ChatGPT outperforming doctors on empathy, and the growing chorus over AI regulation
25 May 2023
Hot medical journal article of the week, courtesy of JAMA Internal Medicine. This article has been blowing up all over LinkedIn and Twitter.
- Here’s what the authors did: They downloaded 195 different questions that had been asked by patients on a Reddit forum, such as “I swallowed a toothpick; am I going to die now?” along with the answers that physicians had provided on the forum. The researchers then posed those same questions to ChatGPT. A panel of medical experts rated both the physician responses and the chatbot responses on both “quality” and “empathy.” And surprise, surprise, ChatGPT outperformed the physicians on both measures. By a lot.
- Here’s what most people are getting wrong about the article:
- First of all, the researchers didn’t design the study to measure accuracy of the responses, which is an important point given that we know ChatGPT and similar apps have a tendency to make things up at times.
- There’s no way to know from this article whether physician responses on Reddit are similar to physician responses to patients in other settings. Maybe doctors are more abbreviated on Reddit (noting that length of response was highly correlated with both quality and empathy in this study). Or maybe doctors who spend time on Reddit aren’t representative of other doctors. We don’t really know.
- Most of the social media posts of the article seem to be suggesting that chatbots are ready to replace doctors. But the more practical path forward, (and the one the authors propose in the article) is for chatbots to draft initial responses that doctors could then edit. A team approach would be much safer, given what we know about chatbots’ complicated relationship with truth, and would still have significant quality, empathy, and efficiency benefits over doctors drafting responses from scratch.
This week’s voices on AI regulation
Lina Kahn, the FTC chair, just penned this NYTimes piece.
- Argument #1: Twenty years ago, there was a huge missed opportunity to regulate the then-emerging business practices of Google, Facebook, and others now known as Surveillance Capitalism. The implication here, though Kahn doesn’t come out and say it directly, is that regulation needs to start before new tech-enabled business models take hold, because it’s much harder when the companies become big and powerful.
- Argument #2: The US has a number of relevant laws that could be applied to AI, including antitrust and anti-fraud. She argues that AI will create new ways for tech companies to achieve monopolies (a bit speculative, but given that she’s FTC chair, she’s supposed to be thinking about antitrust). The argument about AI-enabled fraud, including phishing, deep-fakes, etc. is more obvious (and to me, more immediately scary).
- Argument #3: Regulation won’t slow down innovation; it will simply channel it in more socially productive directions. Kahn cites the example of IBM, which pivoted its business model back in the 1960s in response to antitrust scrutiny, and helped launch the American software industry. Seems like a self-serving argument (again, this is coming from the FTC chair) but I actually like the concept.
“Godfather of AI” quitting Google to warn the world of AI danger
- First of all, some have pointed out that it’s a stretch to call Hinton “the” godfather of AI, a technology that has arguably had many godfathers and godmothers. But Hinton has an impressive academic comp sci/AI pedigree so this is probably splitting hairs.
- Hinton announced that he was leaving Google, not out of protest against the company (which he says has acted responsibly) but simply so he could speak out more openly about AI risks without having the baggage of a commercial conflict of interest
- Hinton’s concern #1: AI is a powerful tool that will be increasingly used by bad actors to do bad things.

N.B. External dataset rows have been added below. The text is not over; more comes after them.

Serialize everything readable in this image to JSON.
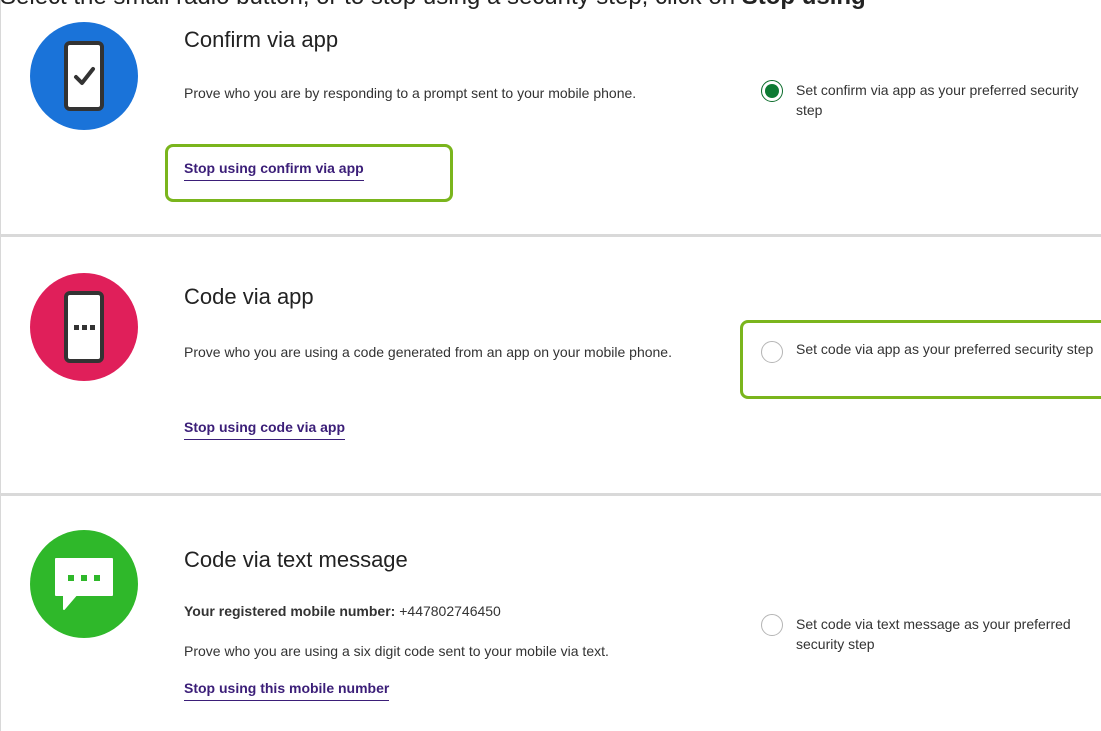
{
  "instruction": {
    "prefix": "Select the small radio button, or to stop using a security step, click on",
    "bold": "Stop using"
  },
  "colors": {
    "confirm_app": "#1a73d9",
    "code_app": "#e01f5a",
    "code_text": "#2fb82a",
    "link": "#3b1e78",
    "highlight": "#7ab51d",
    "radio_checked": "#0d7a33"
  },
  "methods": [
    {
      "icon": "phone-check-icon",
      "title": "Confirm via app",
      "description": "Prove who you are by responding to a prompt sent to your mobile phone.",
      "stop_label": "Stop using confirm via app",
      "radio_label": "Set confirm via app as your preferred security step",
      "selected": true
    },
    {
      "icon": "phone-dots-icon",
      "title": "Code via app",
      "description": "Prove who you are using a code generated from an app on your mobile phone.",
      "stop_label": "Stop using code via app",
      "radio_label": "Set code via app as your preferred security step",
      "selected": false
    },
    {
      "icon": "message-bubble-icon",
      "title": "Code via text message",
      "registered_label": "Your registered mobile number:",
      "registered_number": "+447802746450",
      "description": "Prove who you are using a six digit code sent to your mobile via text.",
      "stop_label": "Stop using this mobile number",
      "radio_label": "Set code via text message as your preferred security step",
      "selected": false
    }
  ]
}
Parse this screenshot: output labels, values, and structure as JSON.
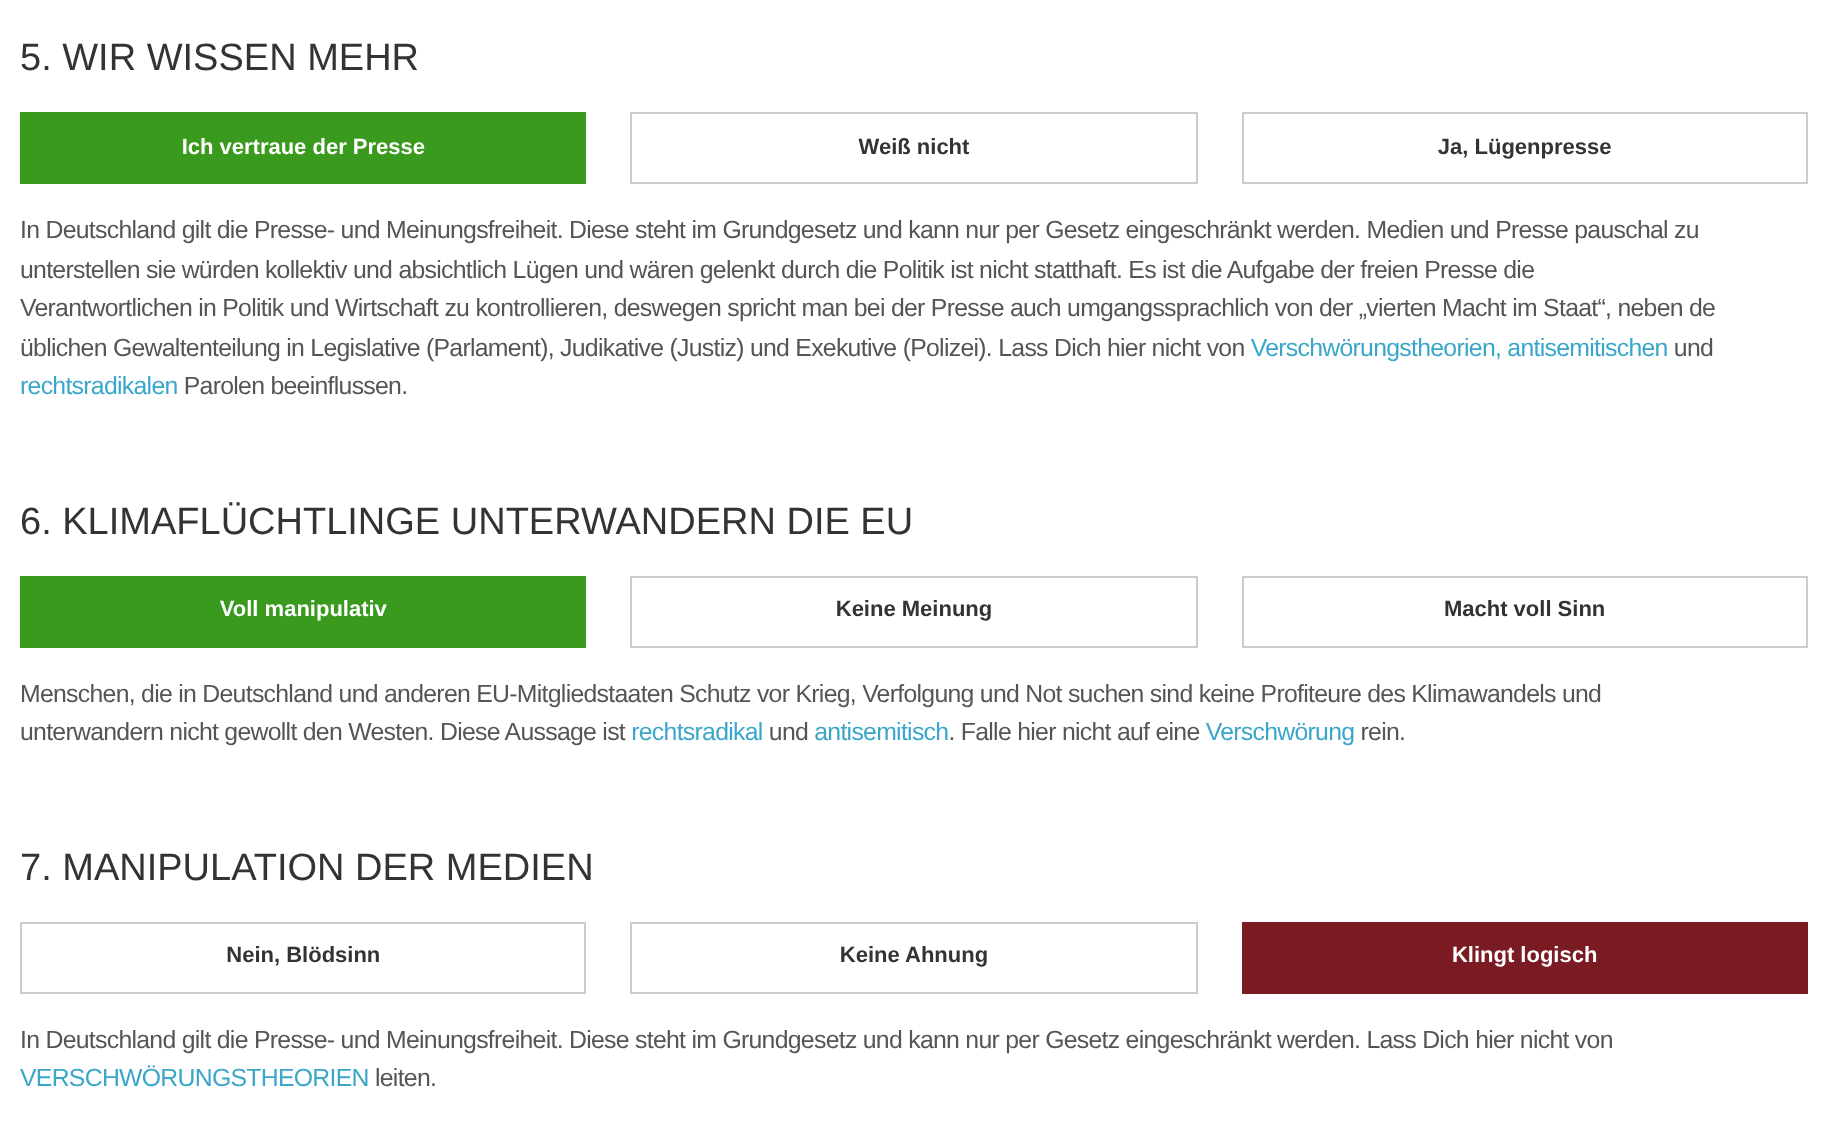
{
  "questions": [
    {
      "title": "5. WIR WISSEN MEHR",
      "kind": "correct",
      "options": [
        {
          "label": "Ich vertraue der Presse",
          "selected": true
        },
        {
          "label": "Weiß nicht",
          "selected": false
        },
        {
          "label": "Ja, Lügenpresse",
          "selected": false
        }
      ],
      "explanation": [
        [
          {
            "text": "In Deutschland gilt die Presse- und Meinungsfreiheit. Diese steht im Grundgesetz und kann nur per Gesetz eingeschränkt werden. Medien und Presse pauschal zu",
            "link": false
          }
        ],
        [
          {
            "text": "unterstellen sie würden kollektiv und absichtlich Lügen und wären gelenkt durch die Politik ist nicht statthaft. Es ist die Aufgabe der freien Presse die",
            "link": false
          }
        ],
        [
          {
            "text": "Verantwortlichen in Politik und Wirtschaft zu kontrollieren, deswegen spricht man bei der Presse auch umgangssprachlich von der „vierten Macht im Staat“, neben de",
            "link": false
          }
        ],
        [
          {
            "text": "üblichen Gewaltenteilung in Legislative (Parlament), Judikative (Justiz) und Exekutive (Polizei). Lass Dich hier nicht von ",
            "link": false
          },
          {
            "text": "Verschwörungstheorien, antisemitischen",
            "link": true
          },
          {
            "text": " und",
            "link": false
          }
        ],
        [
          {
            "text": "rechtsradikalen",
            "link": true
          },
          {
            "text": " Parolen beeinflussen.",
            "link": false
          }
        ]
      ]
    },
    {
      "title": "6. KLIMAFLÜCHTLINGE UNTERWANDERN DIE EU",
      "kind": "correct",
      "options": [
        {
          "label": "Voll manipulativ",
          "selected": true
        },
        {
          "label": "Keine Meinung",
          "selected": false
        },
        {
          "label": "Macht voll Sinn",
          "selected": false
        }
      ],
      "explanation": [
        [
          {
            "text": "Menschen, die in Deutschland und anderen EU-Mitgliedstaaten Schutz vor Krieg, Verfolgung und Not suchen sind keine Profiteure des Klimawandels und",
            "link": false
          }
        ],
        [
          {
            "text": "unterwandern nicht gewollt den Westen. Diese Aussage ist ",
            "link": false
          },
          {
            "text": "rechtsradikal",
            "link": true
          },
          {
            "text": " und ",
            "link": false
          },
          {
            "text": "antisemitisch",
            "link": true
          },
          {
            "text": ". Falle hier nicht auf eine ",
            "link": false
          },
          {
            "text": "Verschwörung",
            "link": true
          },
          {
            "text": " rein.",
            "link": false
          }
        ]
      ]
    },
    {
      "title": "7. MANIPULATION DER MEDIEN",
      "kind": "wrong",
      "options": [
        {
          "label": "Nein, Blödsinn",
          "selected": false
        },
        {
          "label": "Keine Ahnung",
          "selected": false
        },
        {
          "label": "Klingt logisch",
          "selected": true
        }
      ],
      "explanation": [
        [
          {
            "text": "In Deutschland gilt die Presse- und Meinungsfreiheit. Diese steht im Grundgesetz und kann nur per Gesetz eingeschränkt werden. Lass Dich hier nicht von",
            "link": false
          }
        ],
        [
          {
            "text": "VERSCHWÖRUNGSTHEORIEN",
            "link": true
          },
          {
            "text": " leiten.",
            "link": false
          }
        ]
      ]
    }
  ]
}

So we need to get serious about designing ways to limit their ability to do so. This sounds obvious, but technology fans (including CEOs of major tech firms) have a strong bias toward emphasizing socially positive use cases, while pooh-poohing socially detrimental ones.

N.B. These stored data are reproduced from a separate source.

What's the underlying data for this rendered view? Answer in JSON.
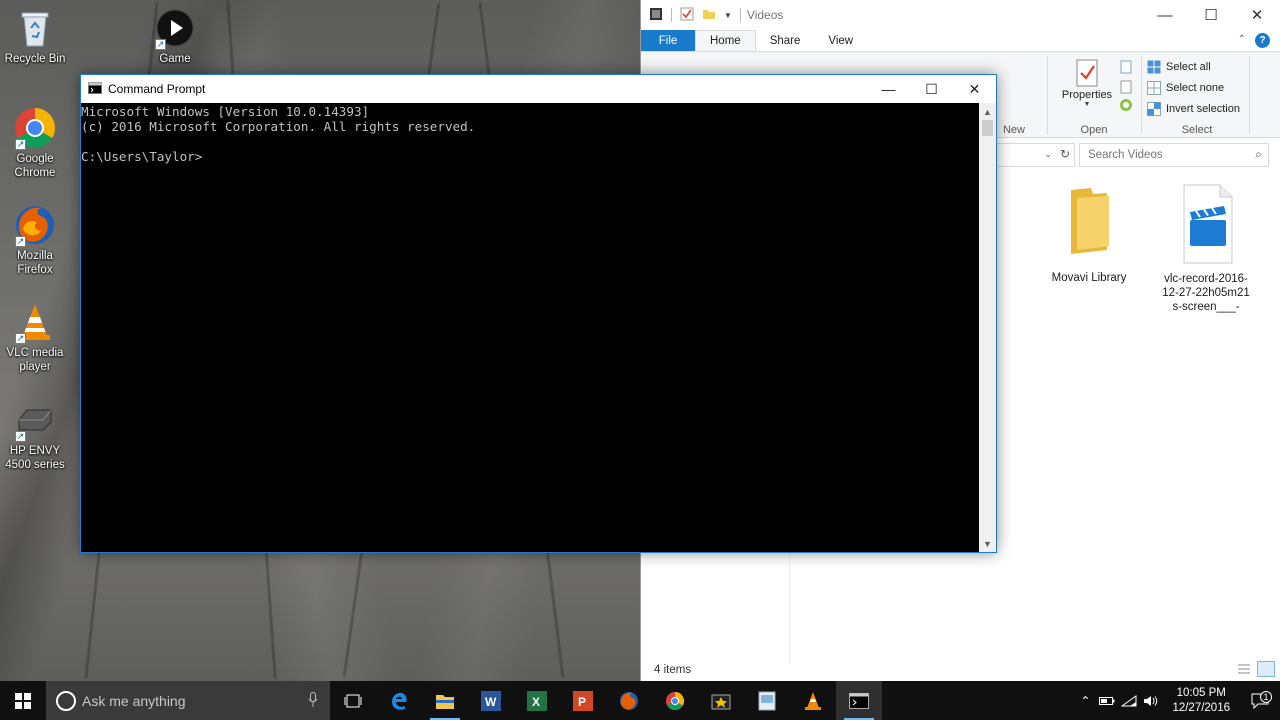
{
  "desktop": {
    "icons": [
      {
        "label": "Recycle Bin"
      },
      {
        "label": "Game"
      },
      {
        "label": "Google Chrome"
      },
      {
        "label": "Mozilla Firefox"
      },
      {
        "label": "VLC media player"
      },
      {
        "label": "HP ENVY 4500 series"
      }
    ]
  },
  "explorer": {
    "title": "Videos",
    "tabs": [
      "File",
      "Home",
      "Share",
      "View"
    ],
    "ribbon": {
      "new_label": "New",
      "open_label": "Open",
      "properties_label": "Properties",
      "select_label": "Select",
      "select_all": "Select all",
      "select_none": "Select none",
      "invert_selection": "Invert selection"
    },
    "search_placeholder": "Search Videos",
    "items": [
      {
        "name": "Movavi Library",
        "type": "folder"
      },
      {
        "name": "vlc-record-2016-12-27-22h05m21s-screen___-",
        "type": "video"
      }
    ],
    "status": "4 items"
  },
  "cmd": {
    "title": "Command Prompt",
    "lines": [
      "Microsoft Windows [Version 10.0.14393]",
      "(c) 2016 Microsoft Corporation. All rights reserved.",
      "",
      "C:\\Users\\Taylor>"
    ]
  },
  "taskbar": {
    "search_placeholder": "Ask me anything",
    "time": "10:05 PM",
    "date": "12/27/2016",
    "notification_count": "1"
  },
  "colors": {
    "accent": "#1979ca",
    "cmd_background": "#000000",
    "cmd_text": "#c0c0c0",
    "taskbar": "#101010"
  }
}
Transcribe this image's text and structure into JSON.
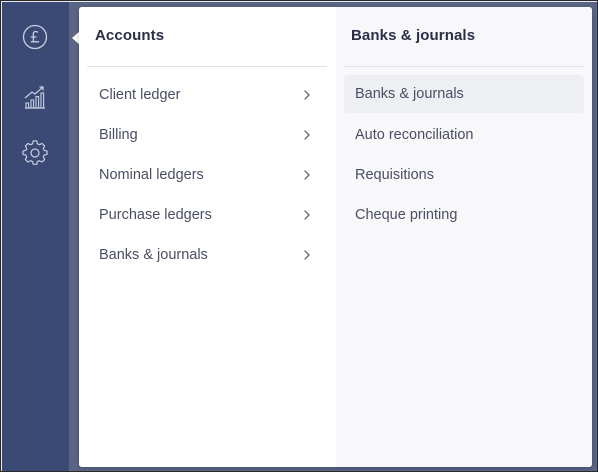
{
  "rail": {
    "items": [
      {
        "icon": "pound-icon",
        "active": true
      },
      {
        "icon": "chart-growth-icon",
        "active": false
      },
      {
        "icon": "gear-icon",
        "active": false
      }
    ]
  },
  "accounts": {
    "title": "Accounts",
    "items": [
      {
        "label": "Client ledger"
      },
      {
        "label": "Billing"
      },
      {
        "label": "Nominal ledgers"
      },
      {
        "label": "Purchase ledgers"
      },
      {
        "label": "Banks & journals"
      }
    ]
  },
  "submenu": {
    "title": "Banks & journals",
    "items": [
      {
        "label": "Banks & journals",
        "selected": true
      },
      {
        "label": "Auto reconciliation"
      },
      {
        "label": "Requisitions"
      },
      {
        "label": "Cheque printing"
      }
    ]
  },
  "colors": {
    "rail": "#3a4a75",
    "panel": "#ffffff",
    "submenu_bg": "#f8f8fb",
    "text": "#4a4e63",
    "title": "#2b2f45"
  }
}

- Hinton’s concern #2: AI misinformation, including deepfake videos, has potential to destroy societies trust in the internet, not to mention things like elections. Again, not a new argument, but such an existential one that I think it merits continued attention.
- Hinton’s concern #3: AI could put a lot of people out of work. This is a venerable line of social analysis (See also https://en.wikipedia.org/wiki/Luddite) that has some truth to it, but see a counterpoint lower down in this newsletter.
And finally, here’s yet another great NYTimes piece by a well-pedigreed AI entrepreneur and academic.
- Markus’s main concern: misinformation
- Markus’s optimism: That AI-fueled productivity will lead to more human flourishing, not less (take that, Geoffrey Hinton). Personally I think both Markus and Hinton will turn out to be right depending on which industry you look at. But that’s just a guess.
- Markus’s proposal: An international AI regulatory body to establish standards for AI safety.